On the video, a Kurdish language song Pinsedî Zêde sung by Mihemed is buffalaxed into Finnish. The title of the Finnish buffalax is Niilin hanhet ("The geese of the Nile") after a phrase repeated in the refrain. Another phrase repeated in the soramimi is Pensseli-setä ("Uncle Paintbrush"), which also became Mihemed's nickname in Finland. Several other videos of Mihemed buffalaxed into Finnish have also appeared on YouTube, such as Mursuvaara ("The Walrus Danger"), Lakana ("The Sheet") and Mihemmedin Eskimolaulu ("Mihemmed's Eskimo Song"). The television production company Filmiteollisuus brought Mihemed to perform in Finland in November 2009. He appeared on the show Ne Salmiset.

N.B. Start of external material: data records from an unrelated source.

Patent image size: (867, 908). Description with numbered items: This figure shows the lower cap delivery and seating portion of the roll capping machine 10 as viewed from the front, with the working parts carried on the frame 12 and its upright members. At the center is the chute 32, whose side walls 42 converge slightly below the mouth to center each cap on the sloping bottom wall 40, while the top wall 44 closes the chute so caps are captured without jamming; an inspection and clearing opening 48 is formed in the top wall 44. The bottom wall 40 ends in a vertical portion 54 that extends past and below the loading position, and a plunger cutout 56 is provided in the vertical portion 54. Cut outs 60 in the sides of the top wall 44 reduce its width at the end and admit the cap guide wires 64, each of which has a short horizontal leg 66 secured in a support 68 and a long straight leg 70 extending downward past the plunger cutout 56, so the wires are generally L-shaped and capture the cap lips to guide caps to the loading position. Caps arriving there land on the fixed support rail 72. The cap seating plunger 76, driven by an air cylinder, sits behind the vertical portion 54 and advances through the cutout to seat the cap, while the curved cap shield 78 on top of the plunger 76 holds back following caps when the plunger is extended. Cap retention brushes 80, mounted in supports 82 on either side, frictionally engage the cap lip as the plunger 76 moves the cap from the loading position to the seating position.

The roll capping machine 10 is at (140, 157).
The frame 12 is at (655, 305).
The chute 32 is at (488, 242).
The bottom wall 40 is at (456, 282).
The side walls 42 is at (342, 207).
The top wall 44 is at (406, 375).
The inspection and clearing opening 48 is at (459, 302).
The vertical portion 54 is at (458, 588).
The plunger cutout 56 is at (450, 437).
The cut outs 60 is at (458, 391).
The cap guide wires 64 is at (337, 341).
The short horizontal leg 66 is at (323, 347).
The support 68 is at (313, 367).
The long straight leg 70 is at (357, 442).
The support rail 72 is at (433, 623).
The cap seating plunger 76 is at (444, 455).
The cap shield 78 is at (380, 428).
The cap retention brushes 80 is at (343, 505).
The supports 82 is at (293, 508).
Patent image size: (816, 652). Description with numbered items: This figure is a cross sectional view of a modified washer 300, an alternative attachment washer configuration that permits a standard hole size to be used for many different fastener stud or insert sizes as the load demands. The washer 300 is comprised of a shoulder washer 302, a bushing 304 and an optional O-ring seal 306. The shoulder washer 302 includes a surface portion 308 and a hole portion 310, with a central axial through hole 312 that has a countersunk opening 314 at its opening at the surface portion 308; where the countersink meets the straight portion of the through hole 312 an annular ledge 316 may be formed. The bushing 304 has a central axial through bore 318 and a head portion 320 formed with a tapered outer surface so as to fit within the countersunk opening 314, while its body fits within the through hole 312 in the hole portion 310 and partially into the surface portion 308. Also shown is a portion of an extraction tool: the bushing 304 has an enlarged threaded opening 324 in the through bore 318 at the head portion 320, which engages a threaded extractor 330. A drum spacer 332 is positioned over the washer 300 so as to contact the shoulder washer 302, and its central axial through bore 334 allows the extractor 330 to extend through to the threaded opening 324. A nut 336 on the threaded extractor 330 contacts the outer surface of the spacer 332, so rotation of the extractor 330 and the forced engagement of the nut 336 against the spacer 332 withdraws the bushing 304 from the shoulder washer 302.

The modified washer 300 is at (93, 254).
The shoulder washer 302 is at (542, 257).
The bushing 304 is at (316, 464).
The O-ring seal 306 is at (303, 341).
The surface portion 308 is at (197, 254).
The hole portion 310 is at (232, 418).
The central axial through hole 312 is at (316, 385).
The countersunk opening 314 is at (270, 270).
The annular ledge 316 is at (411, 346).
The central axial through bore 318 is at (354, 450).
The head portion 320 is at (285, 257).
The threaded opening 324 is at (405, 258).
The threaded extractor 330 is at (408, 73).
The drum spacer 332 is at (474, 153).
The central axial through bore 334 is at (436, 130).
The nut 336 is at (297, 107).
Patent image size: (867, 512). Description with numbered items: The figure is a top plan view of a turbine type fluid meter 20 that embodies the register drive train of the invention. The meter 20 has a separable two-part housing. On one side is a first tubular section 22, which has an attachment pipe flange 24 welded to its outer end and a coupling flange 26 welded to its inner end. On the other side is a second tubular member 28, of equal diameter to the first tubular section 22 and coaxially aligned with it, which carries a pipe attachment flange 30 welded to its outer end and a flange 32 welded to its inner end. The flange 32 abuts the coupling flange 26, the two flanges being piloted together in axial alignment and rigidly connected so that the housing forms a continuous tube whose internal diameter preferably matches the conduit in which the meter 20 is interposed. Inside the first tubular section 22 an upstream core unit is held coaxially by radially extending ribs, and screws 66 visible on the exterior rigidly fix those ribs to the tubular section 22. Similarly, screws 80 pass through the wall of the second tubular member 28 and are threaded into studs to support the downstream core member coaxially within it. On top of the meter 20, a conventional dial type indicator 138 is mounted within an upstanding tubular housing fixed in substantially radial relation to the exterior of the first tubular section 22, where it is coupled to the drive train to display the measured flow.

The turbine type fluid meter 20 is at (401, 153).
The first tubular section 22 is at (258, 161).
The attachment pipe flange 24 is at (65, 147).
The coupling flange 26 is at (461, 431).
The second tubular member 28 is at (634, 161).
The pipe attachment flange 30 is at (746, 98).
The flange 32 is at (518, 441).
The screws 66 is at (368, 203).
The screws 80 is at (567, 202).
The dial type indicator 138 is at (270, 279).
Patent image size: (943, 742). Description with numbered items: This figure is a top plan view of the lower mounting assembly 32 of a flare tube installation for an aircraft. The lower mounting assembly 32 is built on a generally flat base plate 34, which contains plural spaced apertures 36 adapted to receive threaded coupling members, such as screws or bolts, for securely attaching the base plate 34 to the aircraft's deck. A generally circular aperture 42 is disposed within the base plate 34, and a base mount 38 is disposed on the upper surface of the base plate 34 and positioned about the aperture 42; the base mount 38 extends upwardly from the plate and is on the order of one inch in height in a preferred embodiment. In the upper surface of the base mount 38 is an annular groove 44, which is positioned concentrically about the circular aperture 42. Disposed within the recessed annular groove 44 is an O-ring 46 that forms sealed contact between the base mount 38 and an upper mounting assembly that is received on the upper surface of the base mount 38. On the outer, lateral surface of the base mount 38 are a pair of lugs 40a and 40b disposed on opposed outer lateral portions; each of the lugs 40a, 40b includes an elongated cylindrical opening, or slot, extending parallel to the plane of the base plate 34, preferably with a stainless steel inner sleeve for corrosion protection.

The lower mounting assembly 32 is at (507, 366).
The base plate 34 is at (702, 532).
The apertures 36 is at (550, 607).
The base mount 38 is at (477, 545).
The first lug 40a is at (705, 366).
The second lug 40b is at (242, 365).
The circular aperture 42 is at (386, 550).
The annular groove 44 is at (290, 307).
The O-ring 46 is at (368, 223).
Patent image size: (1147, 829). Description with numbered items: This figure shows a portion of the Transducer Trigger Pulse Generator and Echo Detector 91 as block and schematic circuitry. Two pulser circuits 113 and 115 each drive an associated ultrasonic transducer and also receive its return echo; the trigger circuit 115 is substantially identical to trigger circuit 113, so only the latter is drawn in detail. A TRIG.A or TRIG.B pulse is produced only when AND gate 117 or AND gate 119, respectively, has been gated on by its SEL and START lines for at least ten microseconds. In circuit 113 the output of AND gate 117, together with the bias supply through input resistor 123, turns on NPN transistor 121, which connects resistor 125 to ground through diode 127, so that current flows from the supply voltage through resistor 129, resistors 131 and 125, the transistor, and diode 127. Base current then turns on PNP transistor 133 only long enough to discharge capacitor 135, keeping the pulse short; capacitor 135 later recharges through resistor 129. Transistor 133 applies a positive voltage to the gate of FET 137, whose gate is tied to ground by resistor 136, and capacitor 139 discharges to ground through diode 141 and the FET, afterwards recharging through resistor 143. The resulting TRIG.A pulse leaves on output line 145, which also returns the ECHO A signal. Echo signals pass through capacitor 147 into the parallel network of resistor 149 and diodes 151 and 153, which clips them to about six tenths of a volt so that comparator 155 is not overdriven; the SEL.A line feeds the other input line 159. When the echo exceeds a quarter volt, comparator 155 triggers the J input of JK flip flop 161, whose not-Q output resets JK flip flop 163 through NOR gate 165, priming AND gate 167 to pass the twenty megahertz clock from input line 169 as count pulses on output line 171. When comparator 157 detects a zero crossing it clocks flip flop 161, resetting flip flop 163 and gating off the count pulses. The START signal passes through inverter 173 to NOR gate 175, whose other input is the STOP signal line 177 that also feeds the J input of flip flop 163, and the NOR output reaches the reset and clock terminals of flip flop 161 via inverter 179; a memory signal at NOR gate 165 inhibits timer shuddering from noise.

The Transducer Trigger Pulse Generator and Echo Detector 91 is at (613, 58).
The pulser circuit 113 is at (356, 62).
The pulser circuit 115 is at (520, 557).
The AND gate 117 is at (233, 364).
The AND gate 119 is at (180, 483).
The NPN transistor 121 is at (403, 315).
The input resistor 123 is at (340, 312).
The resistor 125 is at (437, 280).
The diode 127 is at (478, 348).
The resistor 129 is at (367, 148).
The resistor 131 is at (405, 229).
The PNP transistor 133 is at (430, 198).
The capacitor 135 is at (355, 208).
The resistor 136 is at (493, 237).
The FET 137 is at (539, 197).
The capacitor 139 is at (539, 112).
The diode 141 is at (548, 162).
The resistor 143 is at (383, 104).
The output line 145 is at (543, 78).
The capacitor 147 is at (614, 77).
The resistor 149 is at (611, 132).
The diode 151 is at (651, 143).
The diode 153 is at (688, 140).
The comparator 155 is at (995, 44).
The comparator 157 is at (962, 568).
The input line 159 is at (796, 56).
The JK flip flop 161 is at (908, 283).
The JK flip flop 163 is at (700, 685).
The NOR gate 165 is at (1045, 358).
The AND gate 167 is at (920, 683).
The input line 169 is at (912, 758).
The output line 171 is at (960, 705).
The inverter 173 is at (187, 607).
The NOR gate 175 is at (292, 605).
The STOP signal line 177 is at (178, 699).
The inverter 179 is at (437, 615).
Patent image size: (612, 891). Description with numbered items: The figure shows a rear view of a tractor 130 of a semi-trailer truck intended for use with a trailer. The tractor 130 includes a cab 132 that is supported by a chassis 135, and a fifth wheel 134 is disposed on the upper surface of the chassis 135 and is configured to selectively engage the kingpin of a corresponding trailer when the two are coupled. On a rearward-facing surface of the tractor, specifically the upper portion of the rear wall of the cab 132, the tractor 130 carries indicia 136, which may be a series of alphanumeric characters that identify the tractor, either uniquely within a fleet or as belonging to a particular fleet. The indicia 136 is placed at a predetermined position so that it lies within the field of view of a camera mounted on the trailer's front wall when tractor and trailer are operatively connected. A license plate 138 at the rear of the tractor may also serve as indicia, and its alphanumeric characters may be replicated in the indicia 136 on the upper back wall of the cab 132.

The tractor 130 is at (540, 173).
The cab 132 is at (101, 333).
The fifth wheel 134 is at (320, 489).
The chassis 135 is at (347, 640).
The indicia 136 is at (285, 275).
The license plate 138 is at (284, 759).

On December 9, 2009, a music album of Pensseli-setä was released in Finland. He toured Finland a second time in February 2010. He has since not appeared in Finland. In 2011 and 2012, he has been the local contact for the Finnish media for reporting events in the Syrian civil war. Because of the YouTube video, Mihemed is usually referred to in Finland as "Pensseli-setä".

==Face of the Syrian civil war in Finland==
A national uprising started in Syria in early 2011, as a part of the events in the Arab spring. Reporter Ville Similä from Helsingin Sanomat asked in June 2011 what had happened to Mihemed in the midst of the situation which had escalated into war. Mihemed reported from Aleppo that "it is still quite peaceful here" and "most people try to live like before. In the evening people go out to smoke shishas." He also reported that people are afraid to go out at night, and the streets are full of police and soldiers. Mihemed told the reporters that he had continued working as a wedding singer despite the conflict, mostly in weddings in villages near Aleppo.

The tabloid newspaper Iltalehti asked Mihemed's friend, Al Hanan Saydo, about Mihemed in May 2012. According to Saydo, Mihemed had very little work because very few weddings are being held in the time of the civil war. Saydo also reported that considering the circumstances, Mihemed is well.

As the battles continued to Aleppo in summer 2012, Mihemed escaped from the war together with his wife and two youngest children first to Turkey, attempting to get a visa to go to Finland. When this failed, the family travelled illegally to Greece, and in spring 2013 continued to Sweden where Mihemed's wife's relatives live.